Gordon School And Huts 1-4 In The South West Corner Of The Playground is a Grade II listed building in the Greenwich local planning authority area, England. First listed on 24 January 2008. School.

Gordon School And Huts 1-4 In The South West Corner Of The Playground

WRENN ID
third-sandstone-falcon
Grade
II
Local Planning Authority
Greenwich
Country
England
Date first listed
24 January 2008
Type
School
Source
Historic England listing

Description

Gordon School and Huts 1-4 in the South West Corner of the Playground

Gordon School is a board school built in 1904 to the designs of Thomas Jerram Bailey, the architect to the London School Board. It is a three-storey red brick building with buff terracotta dressings and gabled and mansard tile roofs. The school features tall brick chimneys and white-painted timber sash windows, which are sympathetic replacements of the originals.

The school has separate entrances for boys, girls and infants, each with terracotta surrounds and inscribed lintels. The original stairs and railings leading to the west elevation entrances survive; those on the east elevation, the canopy and ramp are late 20th-century additions. The east elevation has a projecting and sharply pedimented centre with wings. The centre features channelled terracotta quoins and small windows set back beneath two high arches. An ornamental round window at second-storey level on the left-hand wing has below it a terracotta cartouche inscribed "Erected Anno Domini 1904". The west front displays a central range with widely spaced windows for the halls and a raised mansard roof. Slightly lower links connect this to gabled and pedimented wings, the left wing featuring a second oculus and cartouche. The position of the two staircases, which flank the hall, is marked by terracotta cladding, semi-circular windows with terracotta voussoirs and balustraded parapets. The north and south fronts are simpler and shorter in character.

Internally, the school retains its original plan and layout. It contains a hall and eight classrooms on each of the ground, first and second floors, together with a fourth-floor attic storey that likely contained drawing classrooms. The glazed lights above the doors between the hall and corridors and classrooms survive, as do the brick-lined stairs. Some subdivision of the third-floor hall and classrooms has occurred, and the upper floors remain largely in their original educational use.

When it opened, Gordon School accommodated infants on the ground floor, boys on the first floor and girls on the second floor. Shortly after its completion, four corrugated iron-clad huts with timber framing were added to the playground to provide additional classroom space. Huts 1 and 2 predate 1916, when they appear on the Ordnance Survey map. Records in the London Metropolitan Archives show that huts were moved to the site in 1916 to provide school places for children from the nearby Well Hall estate, which had been built by the Government for munitions workers from 1915. Although Huts 3 and 4 only appear on the 1949–50 Ordnance Survey map, their construction and plan closely resemble Huts 1 and 2, suggesting they too date to 1916. The London County Council Education Committee minutes record that the huts at Gordon School and at a second nearby school together provided places for an extra 665 children, indicating that more than two huts were erected on the site during the First World War.

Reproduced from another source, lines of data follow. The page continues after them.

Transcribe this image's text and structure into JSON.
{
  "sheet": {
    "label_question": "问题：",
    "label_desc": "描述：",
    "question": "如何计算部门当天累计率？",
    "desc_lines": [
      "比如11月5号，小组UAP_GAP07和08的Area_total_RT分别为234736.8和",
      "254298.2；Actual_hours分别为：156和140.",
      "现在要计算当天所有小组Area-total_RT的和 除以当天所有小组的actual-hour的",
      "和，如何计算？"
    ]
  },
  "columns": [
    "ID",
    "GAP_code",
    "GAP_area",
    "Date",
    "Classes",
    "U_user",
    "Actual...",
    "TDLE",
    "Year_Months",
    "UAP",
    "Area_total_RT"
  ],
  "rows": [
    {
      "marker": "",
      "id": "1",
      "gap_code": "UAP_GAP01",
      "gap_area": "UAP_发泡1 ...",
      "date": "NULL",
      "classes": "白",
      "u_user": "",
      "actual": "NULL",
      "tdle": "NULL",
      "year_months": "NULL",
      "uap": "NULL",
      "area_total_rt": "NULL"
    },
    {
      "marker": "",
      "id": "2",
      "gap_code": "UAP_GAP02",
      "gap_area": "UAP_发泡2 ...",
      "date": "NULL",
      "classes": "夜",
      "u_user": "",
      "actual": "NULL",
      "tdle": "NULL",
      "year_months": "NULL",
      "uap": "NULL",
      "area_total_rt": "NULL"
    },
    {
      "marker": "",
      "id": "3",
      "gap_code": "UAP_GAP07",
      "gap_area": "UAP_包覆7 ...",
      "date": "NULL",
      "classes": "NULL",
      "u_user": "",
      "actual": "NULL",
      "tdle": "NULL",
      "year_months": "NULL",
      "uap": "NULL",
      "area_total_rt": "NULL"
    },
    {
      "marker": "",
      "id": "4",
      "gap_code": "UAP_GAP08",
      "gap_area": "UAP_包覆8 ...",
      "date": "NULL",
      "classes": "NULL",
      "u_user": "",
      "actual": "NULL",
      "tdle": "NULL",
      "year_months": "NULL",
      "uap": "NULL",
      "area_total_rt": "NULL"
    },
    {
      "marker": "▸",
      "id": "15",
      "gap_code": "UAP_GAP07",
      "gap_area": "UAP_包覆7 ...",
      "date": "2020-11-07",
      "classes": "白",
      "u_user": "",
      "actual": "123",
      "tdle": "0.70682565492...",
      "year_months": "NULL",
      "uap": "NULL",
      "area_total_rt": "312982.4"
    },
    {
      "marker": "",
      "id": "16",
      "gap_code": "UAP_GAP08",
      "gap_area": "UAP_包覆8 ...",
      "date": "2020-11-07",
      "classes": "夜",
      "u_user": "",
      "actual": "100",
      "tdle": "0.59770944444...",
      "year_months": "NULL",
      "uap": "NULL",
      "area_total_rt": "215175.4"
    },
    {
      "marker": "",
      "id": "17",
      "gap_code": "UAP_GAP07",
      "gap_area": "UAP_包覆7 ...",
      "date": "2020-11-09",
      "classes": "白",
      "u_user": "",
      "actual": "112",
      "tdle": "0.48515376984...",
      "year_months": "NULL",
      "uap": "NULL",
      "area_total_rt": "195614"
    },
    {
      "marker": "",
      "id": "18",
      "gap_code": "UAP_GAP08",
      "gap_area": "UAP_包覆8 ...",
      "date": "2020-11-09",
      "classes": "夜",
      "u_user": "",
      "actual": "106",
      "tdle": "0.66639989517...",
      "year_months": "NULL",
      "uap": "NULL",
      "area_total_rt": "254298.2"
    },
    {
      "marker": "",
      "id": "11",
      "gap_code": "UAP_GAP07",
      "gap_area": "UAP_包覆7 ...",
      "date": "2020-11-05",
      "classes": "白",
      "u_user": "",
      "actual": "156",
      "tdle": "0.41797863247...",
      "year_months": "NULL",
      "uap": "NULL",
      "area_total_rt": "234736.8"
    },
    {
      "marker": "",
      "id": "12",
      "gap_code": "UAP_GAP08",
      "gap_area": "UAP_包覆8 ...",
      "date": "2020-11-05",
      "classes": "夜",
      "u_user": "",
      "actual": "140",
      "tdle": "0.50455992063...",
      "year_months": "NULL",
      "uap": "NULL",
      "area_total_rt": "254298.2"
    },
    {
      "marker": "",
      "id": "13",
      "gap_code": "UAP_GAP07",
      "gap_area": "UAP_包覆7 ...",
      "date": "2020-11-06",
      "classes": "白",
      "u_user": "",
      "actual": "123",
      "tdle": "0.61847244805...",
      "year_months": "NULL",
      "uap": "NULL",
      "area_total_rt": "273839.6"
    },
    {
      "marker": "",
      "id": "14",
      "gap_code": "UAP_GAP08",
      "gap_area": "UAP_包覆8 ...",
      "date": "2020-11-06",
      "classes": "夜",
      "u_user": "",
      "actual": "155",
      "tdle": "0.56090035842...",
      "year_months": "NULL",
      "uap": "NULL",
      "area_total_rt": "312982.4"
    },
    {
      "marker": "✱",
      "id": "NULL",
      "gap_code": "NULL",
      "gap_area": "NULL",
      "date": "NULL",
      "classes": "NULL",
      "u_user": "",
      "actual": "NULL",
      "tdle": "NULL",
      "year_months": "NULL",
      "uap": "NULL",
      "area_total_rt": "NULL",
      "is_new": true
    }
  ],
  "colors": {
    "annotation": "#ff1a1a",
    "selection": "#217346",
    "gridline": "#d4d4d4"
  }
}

The huts were originally arranged in pairs, linked by a corridor at the southern end, but are now connected as a four through extension of this corridor. Huts 1 and 2 have tall sash timber windows, some set in dormers, whilst the others have timber windows positioned below the eaves line. Several huts have had doors inserted into their gabled ends. The interiors are largely open spaces with timber plank-clad walls and metal roof trusses; some have been subdivided to create extra rooms at one end.

Thomas Jerram Bailey's school buildings of the early 20th century were typically very large, often three storeys, with symmetrical compositions incorporating turrets or towers containing staircases and gabled elevations. The Gordon School exemplifies how Bailey's style evolved towards the Baroque idiom in the Edwardian period. The building survives very well with very few alterations and is distinguished by its rich detailing in buff terracotta, including Wrenaissance-influenced round windows and two foundation plaques. Huts 1–4 represent the best surviving examples on the site of a paired arrangement of relatively rare temporary early 20th-century classrooms. Together, the school and huts illustrate the contrast between the architectural exuberance of Edwardian board school design and the early use of functional, flexible structures to accommodate pupils.